Hamburg, Düsseldorf München wird zu einem der Schauplätze des Rennens um den Onlinesupermarkt der Zukunft. Möglich macht das der größte deutsche Supermarktbetreiber Edeka mit dem Verkauf seines Lieferdiensts Bringmeister. Käufer ist der tschechische Investor Rockaway, der in seinem Heimatland bereits den großen Online-Anbieter Kosik betreibt.
Das Interesse von Rockaway ist kein Zufall: Schließlich hat Kosiks tschechischer Rivale Rohlik bereits die Expansion nach Deutschland als neuen Schlüsselmarkt angekündigt. Erstes Duellgebiet hierzulande wird die bayerische Landeshauptstadt.
Der große Andrang zeigt, wie attraktiv der deutsche Lebensmittelmarkt für Investoren derzeit ist. Risikokapitalgeber pumpen zweistellige Millionensummen in die erst wenige Monate alten, superschnellen Anbieter Gorillas und Flink.
Während die beiden Start-ups mit Lieferung innerhalb weniger Minuten nach Bestellung werben, verfolgen die Tschechen eine etwas andere Strategie. Sie liefern innerhalb von drei Stunden – und damit immer noch erheblich schneller als etwa Rewe Online oder Amazon Fresh. Ob auch Bringmeister auf das Konzept umgestellt wird, ist noch unklar.

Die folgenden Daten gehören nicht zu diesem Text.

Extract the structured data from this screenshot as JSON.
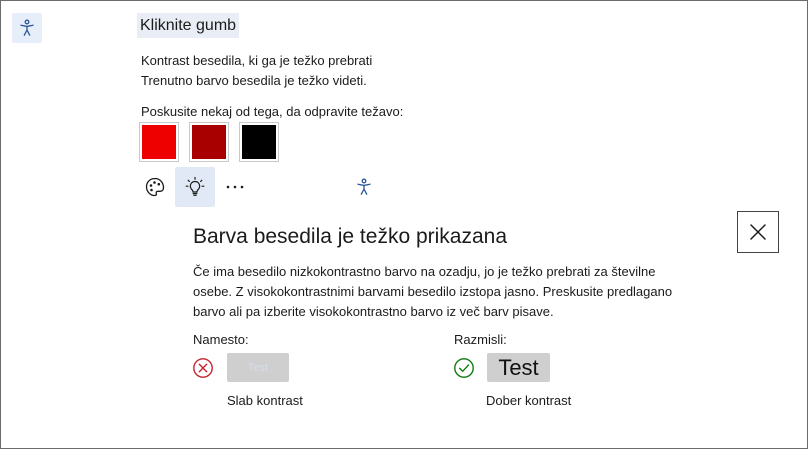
{
  "header": {
    "title": "Kliknite gumb",
    "accessibility_icon": "accessibility-person-icon"
  },
  "issue": {
    "line1": "Kontrast besedila, ki ga je težko prebrati",
    "line2": "Trenutno barvo besedila je težko videti.",
    "suggestion_prompt": "Poskusite nekaj od tega, da odpravite težavo:",
    "swatches": [
      {
        "name": "bright-red",
        "color": "#ee0000"
      },
      {
        "name": "dark-red",
        "color": "#a80000"
      },
      {
        "name": "black",
        "color": "#000000"
      }
    ]
  },
  "toolbar": {
    "icons": [
      "palette-icon",
      "lightbulb-icon",
      "more-icon",
      "accessibility-person-icon"
    ],
    "active": "lightbulb-icon"
  },
  "panel": {
    "title": "Barva besedila je težko prikazana",
    "description": "Če ima besedilo nizkokontrastno barvo na ozadju, jo je težko prebrati za številne osebe. Z visokokontrastnimi barvami besedilo izstopa jasno. Preskusite predlagano barvo ali pa izberite visokokontrastno barvo iz več barv pisave.",
    "close_icon": "close-icon",
    "instead_label": "Namesto:",
    "consider_label": "Razmisli:",
    "bad_sample_text": "Test",
    "good_sample_text": "Test",
    "bad_caption": "Slab kontrast",
    "good_caption": "Dober kontrast"
  },
  "colors": {
    "accent_bg": "#e1e9f6",
    "icon_blue": "#2b5797",
    "bad_red": "#c4262e",
    "good_green": "#107c10",
    "sample_bg": "#cfcfcf"
  }
}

Für den Verkäufer Edeka dürfte das Interesse zur rechten Zeit kommen. Bringmeister war als Teil der Übernahme von Kaiser’s Tengelmann in den Konzern gekommen. Edeka entwickelte das Geschäft allerdings kaum weiter. Beobachter rechneten sogar damit, dass die Hamburger Bringmeister eines Tages ganz einstellen könnten – zumal der größte deutsche Lebensmittelhändler beim niederländischen Bringdienst Picnic eingestiegen ist und sich offenbar auf dieses Modell konzentrieren will.
Händler will Bringmeister weiter beliefern
Nun dürfte Edeka sogar noch Geld für das Geschäft bekommen. „Alle rund 260 Arbeitsplätze in Logistik, Einkauf, IT und Verwaltung bleiben erhalten“, verspricht der Konzern. Der Händler werde Bringmeister weiterhin beliefern, obwohl Kosiks Partner in Tschechien Kaufland ist.
Bislang ist der schon vor 20 Jahren gegründete Versender nur in Berlin und München aktiv. Edeka betonte in der Mitteilung, seit der Übernahme vor drei Jahren habe Bringmeister den Umsatz verdreifacht.
Allerdings hat Edeka bislang wohl nicht ganz freiwillig an dem Konzept festgehalten: Im Rahmen der Übernahme musste sich der Handelsverbund verpflichten, fünf Jahre lang die Arbeitsplätze zu erhalten. Das war eine Auflage der damaligen Ministererlaubnis, die die Bedenken des Kartellamts übertrumpfte. Der aktuelle Verkauf ist nur möglich, weil die Gewerkschaft Verdi zustimmt.
Offenbar glauben die Gewerkschafter an den Schub durch den neuen Investor. Zu Rockaway gehören auch der osteuropäische Online-Anbieter Mall Group und ein Paketdienst. „Die Investition wird Rockaway Capital die Chance geben, im deutschen Markt Fuß zu fassen, da das Unternehmen das Geschäft von Bringmeister in den kommenden Jahren steigern und positiv weiterentwickeln will“, heißt es in der Mitteilung.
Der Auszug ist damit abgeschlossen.